One week I had the urgent sense that I could wait no longer. The Lord gave me the courage to confess the thing for which I couldn’t forgive myself in almost 50 years. In His brilliant timing and exquisite sense of humor, it turned out the date was October 31, Halloween, when scary things happen! And He forgave me and I survived! The joy I have felt ever since that blessed absolution has been indescribable. Every time I think about it, I feel again the euphoria and amazement of having that massive weight lifted from my soul.
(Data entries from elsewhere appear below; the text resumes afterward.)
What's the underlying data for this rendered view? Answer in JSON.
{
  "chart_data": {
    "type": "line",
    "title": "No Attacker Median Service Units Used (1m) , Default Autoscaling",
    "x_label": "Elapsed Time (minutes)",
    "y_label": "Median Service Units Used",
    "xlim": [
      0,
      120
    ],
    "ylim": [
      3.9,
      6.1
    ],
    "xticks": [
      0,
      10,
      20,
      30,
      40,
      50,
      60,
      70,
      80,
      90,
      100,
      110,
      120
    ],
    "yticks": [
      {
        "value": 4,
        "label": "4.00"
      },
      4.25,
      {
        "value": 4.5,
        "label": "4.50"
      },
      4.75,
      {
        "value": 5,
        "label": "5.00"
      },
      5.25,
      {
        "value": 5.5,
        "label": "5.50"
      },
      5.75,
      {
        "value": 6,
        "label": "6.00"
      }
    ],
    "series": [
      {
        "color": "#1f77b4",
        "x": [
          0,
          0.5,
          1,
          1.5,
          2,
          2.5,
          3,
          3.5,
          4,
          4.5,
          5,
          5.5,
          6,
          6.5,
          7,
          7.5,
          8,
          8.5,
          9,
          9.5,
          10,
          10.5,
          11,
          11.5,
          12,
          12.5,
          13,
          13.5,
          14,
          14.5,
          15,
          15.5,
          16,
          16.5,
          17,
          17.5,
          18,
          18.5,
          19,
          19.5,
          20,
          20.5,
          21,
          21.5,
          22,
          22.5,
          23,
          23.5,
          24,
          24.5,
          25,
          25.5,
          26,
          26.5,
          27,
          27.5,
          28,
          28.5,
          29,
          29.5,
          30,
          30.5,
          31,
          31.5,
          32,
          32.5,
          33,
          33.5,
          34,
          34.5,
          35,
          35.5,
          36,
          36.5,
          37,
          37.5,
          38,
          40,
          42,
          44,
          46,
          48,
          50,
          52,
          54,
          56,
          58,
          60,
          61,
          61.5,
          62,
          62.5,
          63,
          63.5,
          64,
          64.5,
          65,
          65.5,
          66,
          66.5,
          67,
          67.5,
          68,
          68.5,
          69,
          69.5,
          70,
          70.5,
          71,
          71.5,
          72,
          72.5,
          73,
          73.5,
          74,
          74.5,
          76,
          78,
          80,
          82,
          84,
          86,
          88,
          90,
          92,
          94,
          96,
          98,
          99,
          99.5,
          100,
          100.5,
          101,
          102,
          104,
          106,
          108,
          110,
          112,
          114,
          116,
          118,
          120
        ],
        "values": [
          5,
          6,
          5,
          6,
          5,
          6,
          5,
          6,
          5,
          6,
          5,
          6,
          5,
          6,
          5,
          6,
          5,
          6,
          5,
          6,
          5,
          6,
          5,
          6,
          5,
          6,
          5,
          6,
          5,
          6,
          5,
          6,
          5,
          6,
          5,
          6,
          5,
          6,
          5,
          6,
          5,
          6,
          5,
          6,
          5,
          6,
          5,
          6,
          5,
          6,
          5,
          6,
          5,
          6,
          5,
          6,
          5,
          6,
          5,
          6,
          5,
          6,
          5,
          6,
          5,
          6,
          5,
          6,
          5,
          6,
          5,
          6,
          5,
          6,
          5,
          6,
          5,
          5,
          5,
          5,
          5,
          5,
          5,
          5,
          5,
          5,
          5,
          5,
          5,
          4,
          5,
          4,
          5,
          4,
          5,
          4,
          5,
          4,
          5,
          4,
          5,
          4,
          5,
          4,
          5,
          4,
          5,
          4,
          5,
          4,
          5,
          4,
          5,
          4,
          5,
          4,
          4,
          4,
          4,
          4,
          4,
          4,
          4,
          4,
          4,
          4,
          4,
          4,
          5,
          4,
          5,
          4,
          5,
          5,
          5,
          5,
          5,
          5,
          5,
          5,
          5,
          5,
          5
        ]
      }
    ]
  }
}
I am constantly thanking the Lord and telling Him I love Him.

Subsequently, while thinking about that image of the lava tank, the Lord showed me that the tank represented my soul, and the lava was the burning love of the Holy Spirit confirming that even the most caked-on sludge in the bottom of my soul was no match for His white hot love which burned it out.

In this Easter season, I now see that this new life of mine is a resurrection. When I held on to sin, I subconsciously identified as someone not worth being around; I kept to myself a lot. Since the joy of the Lord’s forgiveness took hold, I have felt an overwhelming sense of gratitude and I have a great desire to give back. After scouring out that stain in my soul, He filled my tank with a love that overflows. This new life of mine has reaffirmed my true identity as a child of God with something to offer, and I am more open to love others in the ways God inspires me to do so.

God is Love and He is SO GOOD! Thank You, Jesus for Your great mercy! As a sister in Christ, I encourage you in this Year of Prayer to take to heart the invitation to a regular prayer life, because God truly changes the lives of those who follow His counsel to be still and know that He is God.